From Stimuli to Minds: Enhancing Psychological Reasoning in LLMs via Bilateral Reinforcement Learning
Yichao Feng, Haoran Luo, Lang Feng, Shuai Zhao, Anh Tuan Luu

TL;DR
This paper introduces a reinforcement learning framework that improves large language models' ability to perform nuanced psychological reasoning by imitating expert mental state inference in complex, real-world scenarios.
Contribution
It presents a trajectory-aware reinforcement learning approach that integrates expert psychological reasoning with real-world stimuli to enhance LLMs' social-cognitive understanding.
Findings
Models achieve expert-level interpretive capabilities.
Strong out-of-distribution generalization.

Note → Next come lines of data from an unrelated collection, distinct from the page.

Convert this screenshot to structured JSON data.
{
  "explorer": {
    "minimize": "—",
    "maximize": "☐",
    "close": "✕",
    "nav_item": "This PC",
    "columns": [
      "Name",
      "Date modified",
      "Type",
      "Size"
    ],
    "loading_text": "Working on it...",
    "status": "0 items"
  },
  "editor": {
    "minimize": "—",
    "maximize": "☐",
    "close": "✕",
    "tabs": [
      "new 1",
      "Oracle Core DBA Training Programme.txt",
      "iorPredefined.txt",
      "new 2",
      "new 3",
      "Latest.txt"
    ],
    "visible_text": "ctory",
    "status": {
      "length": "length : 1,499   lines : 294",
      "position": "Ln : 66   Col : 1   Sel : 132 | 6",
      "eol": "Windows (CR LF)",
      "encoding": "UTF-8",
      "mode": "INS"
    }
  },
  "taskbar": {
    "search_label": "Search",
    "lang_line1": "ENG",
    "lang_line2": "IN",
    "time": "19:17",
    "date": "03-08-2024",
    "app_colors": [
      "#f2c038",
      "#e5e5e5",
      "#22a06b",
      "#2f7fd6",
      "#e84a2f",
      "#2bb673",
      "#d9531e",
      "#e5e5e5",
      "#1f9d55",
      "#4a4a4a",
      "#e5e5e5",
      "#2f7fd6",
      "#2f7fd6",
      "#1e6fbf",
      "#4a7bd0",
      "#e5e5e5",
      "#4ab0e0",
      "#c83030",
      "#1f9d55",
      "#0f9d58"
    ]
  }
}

Robust continual learning across tasks.
Abstract
Large Language Models show promise in emotion understanding, social reasoning, and empathy, yet they struggle with psychologically grounded tasks that require inferring implicit mental states in context-rich, ambiguous settings. These limitations arise from the absence of theory-aligned supervision and the difficulty of capturing nuanced mental processes in real-world narratives. To address this gap, we leverage expert-labeled, psychologically rich scenarios and propose a trajectory-aware reinforcement learning framework that explicitly imitates expert psychological thought patterns. By integrating real-world stimuli with structured reasoning guidance, our approach enables compact models to internalize social-cognitive principles, perform nuanced psychological inference, and support continual self-improvement. Comprehensive experiments across multiple benchmarks further demonstrate that…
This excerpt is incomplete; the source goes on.